I am a man of unfailing habit. Drop me from the sky into even the most uninhabitable locations and within 45 minutes I will be gobbling cheap charcuterie while I re-watch Con Air.

In life, aside from making me awfully boring and clogging my pores with the distinct whiff of translucent meats, my habitual nature doesn't cause any great problems.

But translate the same appetite for routine into my copywriting and I'm about as much use as a dildo made from scorpions.

Habit, with cosy malevolence, throttles originality. Preference of any sort, if allowed to calcify around your process, eviscerates your imagination.

The trouble is, none of us is naturally immune to habit.
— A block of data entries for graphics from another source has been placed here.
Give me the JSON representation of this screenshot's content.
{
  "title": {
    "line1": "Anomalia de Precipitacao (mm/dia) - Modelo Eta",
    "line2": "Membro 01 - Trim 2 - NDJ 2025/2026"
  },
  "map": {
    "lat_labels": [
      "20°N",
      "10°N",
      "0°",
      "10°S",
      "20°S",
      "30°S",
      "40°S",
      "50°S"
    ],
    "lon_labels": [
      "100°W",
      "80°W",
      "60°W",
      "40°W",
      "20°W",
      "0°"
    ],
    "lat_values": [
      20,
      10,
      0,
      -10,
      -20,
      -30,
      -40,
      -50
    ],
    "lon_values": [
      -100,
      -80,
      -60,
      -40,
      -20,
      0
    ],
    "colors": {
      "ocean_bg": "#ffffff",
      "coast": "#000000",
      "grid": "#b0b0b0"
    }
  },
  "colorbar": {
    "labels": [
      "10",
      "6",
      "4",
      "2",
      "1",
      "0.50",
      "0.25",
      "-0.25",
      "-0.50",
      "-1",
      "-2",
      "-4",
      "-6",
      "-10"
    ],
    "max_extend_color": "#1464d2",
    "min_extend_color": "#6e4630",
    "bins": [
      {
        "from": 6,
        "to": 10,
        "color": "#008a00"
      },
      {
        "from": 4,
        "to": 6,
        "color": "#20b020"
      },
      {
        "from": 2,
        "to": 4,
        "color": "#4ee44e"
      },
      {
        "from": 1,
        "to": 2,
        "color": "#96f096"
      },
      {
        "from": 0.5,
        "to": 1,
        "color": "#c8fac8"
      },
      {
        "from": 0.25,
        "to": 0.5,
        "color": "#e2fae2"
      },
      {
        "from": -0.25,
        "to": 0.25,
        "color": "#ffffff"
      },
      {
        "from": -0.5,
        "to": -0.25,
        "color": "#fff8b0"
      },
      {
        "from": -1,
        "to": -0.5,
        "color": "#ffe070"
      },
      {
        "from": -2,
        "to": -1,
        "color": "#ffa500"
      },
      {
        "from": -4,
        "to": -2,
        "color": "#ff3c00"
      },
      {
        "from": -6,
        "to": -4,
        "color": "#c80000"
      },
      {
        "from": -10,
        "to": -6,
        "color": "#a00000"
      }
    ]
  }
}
The human brain can be a timid piece of apparatus, dating back from the time when experimenting with the unfamiliar was liable to leave you headless and quivering at the end of a pterodactyl's beak (please don't point out the appalling anthropological inaccuracies).

As such, the modern copywriter has inherited a fondness for routine that has been 8 billion years in the making (again, I know this is wrong, be quiet).

But while our endless capacity for habit may still keep us out of danger, it also blankets our creativity in a gentility it does not need.

Copywriting is not a profession for the risk-shy – even if the wider industry still has an uneven relationship with creative recklessness.

Habit and curiosity are doomed lovers. And, however messy the divorce may be, a copywriter should always seek custody of their more impulsive urges. And your Shabba Ranks CDs.

The problem is often that we are blind to our own habits. By their very nature, the auto-pilot elements of our creative method go unseen, humming along in the background like a computer's fan or an Ed Sheeran song.

Which is why every copywriter should continually unpick their own creative tapestry. Make sure they don't drift from brief to brief with the same style, the same desk, the same construct, the same joke, the same words – bucketing out slop and chum that's all been chopped from the same old sources.

Instead, our process should be kinky. Not in the sense that we handcuff ourselves to a gimp and write with a pencil in our teeth. Kinky in the sense that we are constantly looking for the next creative thrill, experimenting with the uncomfortable in the hope that discomfort will give us something new. Kinky in the sense that, if we've tried it once, we won't try it again for a bit, so rich is the promise of untouched spaces and unspanked alphabetical bottoms. Kinky in the sense that writing must feel exciting in order to sound exciting.

And if we fail to add this kinkiness to our writing, where are we? Sat in the tundra, watching a man in a vest beat people up on a plane, wondering, forlornly, where all the ham has gone.